Bouchra est né dans la continuité directe de la mini-série animée 2 Lizards, créée par Orian Barki et Meriem Bennani pendant la pandémie. Les réalisatrices souhaitaient reprendre ce mélange d’animaux anthropomorphes et de prises de vues réelles, mais dans une forme plus ample et plus intime. Au départ, le projet devait être une fiction classique. Ce n’est qu’au cours de l’écriture que les véritables conversations téléphoniques avec la mère de Meriem Bennani ont été intégrées au récit. Cette matière documentaire a profondément transformé le ton du film, devenu beaucoup plus personnel et émotionnel.
Contrairement aux méthodes traditionnelles de l’animation 3D, l’équipe de Bouchra a refusé de figer le scénario avant la fabrication. Les réalisatrices ont préféré travailler comme sur un documentaire, en réécrivant constamment les scènes pendant le montage. Certaines séquences étaient d’abord enregistrées avec des dessins temporaires avant d’être rejouées et retravaillées. Cette souplesse a permis de conserver une spontanéité rare dans un long métrage animé. Même certains croquis provisoires réalisés durant la préparation se retrouvent finalement dans la version finale du film.

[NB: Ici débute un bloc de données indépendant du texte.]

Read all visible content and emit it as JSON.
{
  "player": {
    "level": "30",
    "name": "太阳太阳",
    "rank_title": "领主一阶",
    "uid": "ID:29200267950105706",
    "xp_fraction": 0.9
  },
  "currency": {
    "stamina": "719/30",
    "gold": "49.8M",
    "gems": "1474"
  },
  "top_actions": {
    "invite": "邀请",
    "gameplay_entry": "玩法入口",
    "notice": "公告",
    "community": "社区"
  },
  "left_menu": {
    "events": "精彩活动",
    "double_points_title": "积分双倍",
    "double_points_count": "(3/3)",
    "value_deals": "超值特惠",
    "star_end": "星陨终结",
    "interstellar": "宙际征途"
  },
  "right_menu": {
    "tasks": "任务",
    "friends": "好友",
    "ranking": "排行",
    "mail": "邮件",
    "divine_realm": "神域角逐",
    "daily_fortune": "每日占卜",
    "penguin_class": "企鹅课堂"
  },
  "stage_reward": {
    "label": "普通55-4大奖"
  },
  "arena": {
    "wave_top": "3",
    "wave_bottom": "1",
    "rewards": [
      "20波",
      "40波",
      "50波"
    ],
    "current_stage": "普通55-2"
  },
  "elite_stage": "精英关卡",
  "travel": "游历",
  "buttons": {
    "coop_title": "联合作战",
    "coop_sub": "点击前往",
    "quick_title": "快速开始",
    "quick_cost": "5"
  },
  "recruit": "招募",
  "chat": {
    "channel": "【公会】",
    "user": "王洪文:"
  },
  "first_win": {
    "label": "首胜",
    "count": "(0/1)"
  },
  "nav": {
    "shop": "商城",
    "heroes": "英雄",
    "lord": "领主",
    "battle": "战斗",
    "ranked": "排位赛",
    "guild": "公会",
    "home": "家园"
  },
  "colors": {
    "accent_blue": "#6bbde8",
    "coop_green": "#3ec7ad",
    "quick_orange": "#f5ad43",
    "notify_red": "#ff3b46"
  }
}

Le personnage principal prend l’apparence d’un coyote, un choix loin d’être anodin pour les réalisatrices. Elles voulaient représenter quelqu’un qui cherche constamment à maîtriser ses émotions tout en cachant une grande violence intérieure. Le coyote leur semblait parfait pour exprimer cette tension entre animal sauvage et façade domestiquée. Orian Barki a également révélé que le personnage constitue un clin d’œil direct au loup Legoshi de la série japonaise Beastars. L’utilisation d’animaux permettait aussi d’introduire une distance poétique avec des thèmes très autobiographiques.
L’esthétique particulière de Bouchra vient en grande partie du travail de John Michael Boling et Jason Coombs, collaborateurs du collectif CULTURESPORT. Les artistes ont volontairement détourné et “piraté” le logiciel Blender pour obtenir un rendu plus organique et moins lisse que l’animation numérique classique. Leur objectif était d’ajouter du grain, de l’imperfection et une texture proche du cinéma en prises de vues réelles. Cette approche donne au film une atmosphère mélancolique et presque tactile. Les réalisatrices voulaient que les personnages paraissent assez réels pour que l’on puisse “sentir” leur peau ou leur fourrure.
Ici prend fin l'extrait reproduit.